- Nieuws
- Collectie
- Publicaties
- Jeugd
- Werkgroepen
- Wetenschapsplatform
- KZGW
- Contact
De inventaris van Aardenburg begint met Notulen en resoluties van de vergaderingen van het stadsbestuur. Je verwacht dan ook besluiten en notities aan te treffen van de magistraat horende bij het bestuur van de stad. Als je echter nr. 1 (1583-1604) van de inventaris ter hand neemt, staat je een verrassing te wachten: het blijkt namelijk een schepenaktenboek te zijn met de zittingen en de zaken die in de vermelde jaren gepasseerd zijn. [1]
Net zo verrassend is het om tussen deze zaken een kwestie aan te treffen van het rederijkersgilde in Aardenburg. Het gaat om de volgende vermeldingen:
1 februari 1584
Adriaen holleman als machtich ouer die vanden Retorycke
In Ardenburch es gheconsenteert ghelycke acte vp Jacop
neyt verweerdere
8 februari 1584
Adriaen holleman als machtich ouer die vanden ghulde vanden
Retorycke Jn ardenburch, es gheconsenteert acte van ouerhorigheden vp
Jacus dannels ende Jacus Neyme ghetraut hebbende
Cornelie de dochtere van Jacop danneels, horets ten sterfhuuse
van Adriaen danneels huerlieden broeder es gheconsenteert acte executie
van ouerhorigheden behoudens allen rechten
Jacop neyt heeft ghenamtiert ij s.g. voor breeden cost ter instancie
van Adr[iaen] holleman machtich ouer die vande Retorijcke
Jn Ardenburch vuyt crachte van acte van ouuerhorigheden [2]
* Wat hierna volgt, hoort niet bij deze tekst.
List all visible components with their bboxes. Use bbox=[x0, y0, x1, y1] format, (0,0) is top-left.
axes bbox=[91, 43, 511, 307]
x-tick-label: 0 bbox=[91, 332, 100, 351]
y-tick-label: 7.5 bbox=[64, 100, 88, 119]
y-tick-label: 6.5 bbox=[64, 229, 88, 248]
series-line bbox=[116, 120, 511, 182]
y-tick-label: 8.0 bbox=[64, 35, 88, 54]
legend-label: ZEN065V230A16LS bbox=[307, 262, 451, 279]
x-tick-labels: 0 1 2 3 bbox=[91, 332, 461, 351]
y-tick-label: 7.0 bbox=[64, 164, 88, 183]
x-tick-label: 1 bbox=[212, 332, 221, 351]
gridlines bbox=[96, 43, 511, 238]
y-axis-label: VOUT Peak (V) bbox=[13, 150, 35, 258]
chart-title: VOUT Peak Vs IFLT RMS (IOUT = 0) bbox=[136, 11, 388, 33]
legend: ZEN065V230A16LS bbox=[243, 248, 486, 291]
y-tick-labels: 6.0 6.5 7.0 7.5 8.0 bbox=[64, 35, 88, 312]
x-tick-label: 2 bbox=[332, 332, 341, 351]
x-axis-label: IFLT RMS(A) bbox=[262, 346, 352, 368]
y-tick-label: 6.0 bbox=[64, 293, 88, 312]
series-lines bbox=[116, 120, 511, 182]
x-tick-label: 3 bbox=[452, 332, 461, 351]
Wat is hier de kwestie? Op 1 februari 1584 krijgt Adriaen Holleman als gemachtigde van de rederijkers van Aardenburg toestemming een zaak aan te spannen tegen Jacop Neyt. Dit recht blijkt uit een akte die Adriaen Holleman kennelijk heeft overlegd. Hiermee is de zaak aangemeld en komt hij op de rol. Over het geschil zelf vernemen we nog niets, maar het zal wel over geld gegaan zijn. Gezien zijn rol als gevolmachtigde is Holleman waarschijnlijk lid van het bestuur van het rederijkersgilde in Aardenburg.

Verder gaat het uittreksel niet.